On a year-on-year basis, home prices in September rose 8.4%, slowing from an 8.8% gain in August, and the slowest since September last year.
Chinese regulators have refrained from stimulating the property sector as rapidly-growing household debt and rising home prices have deepened fears about a sudden market correction and concerns over housing affordability.
Property prices increased for the 53rd straight month. Most of the 70 cities surveyed by the NBS still reported monthly price increases for new homes in September, though the number was down to 53 from 55 in August.
The government has clamped down on speculative investment in the housing market since 2016 to prevent a sharp correction as prices soared. But Beijing has been careful to tread its policy line to defuse risk without triggering a market collapse.
As local governments are given more autonomy in policymaking, price trends have been mixed, with some cities showing signs of rapid cooling while others are still plagued with overheating risks.
Nanning, a city in southern China near the border with Vietnam, was the top price performer in the month, with prices increasing 2.1% on a monthly basis.
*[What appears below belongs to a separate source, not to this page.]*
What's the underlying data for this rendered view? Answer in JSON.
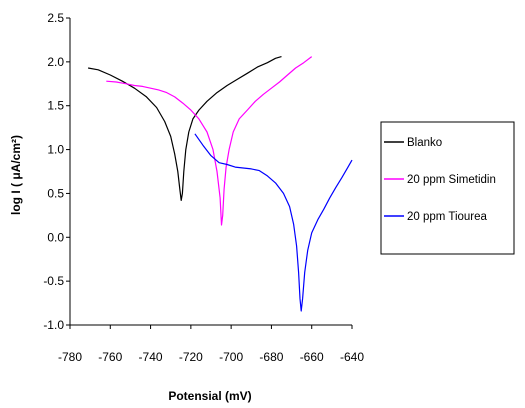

While property investment stayed buoyant in September boosted by a rise in new construction activity, growth in property transactions slowed during what is traditionally China's "Golden September" peak season for new home sales. Sales were hurt by persistent pressures in the sector as a crackdown on speculators showed little signs of abating.
Economists noted some developers will likely ramp up sales promotion and slash prices towards the year-end to bolster their performance and secure revenues, though any sharp drop in home prices will not be tolerated by local governments.
"The current pace of construction is not sustainable given underlying housing demand. Developers are now slowing the launch of new projects in response to tighter access to financing and subdued sales," analysts at Capital Economics said in a recent note.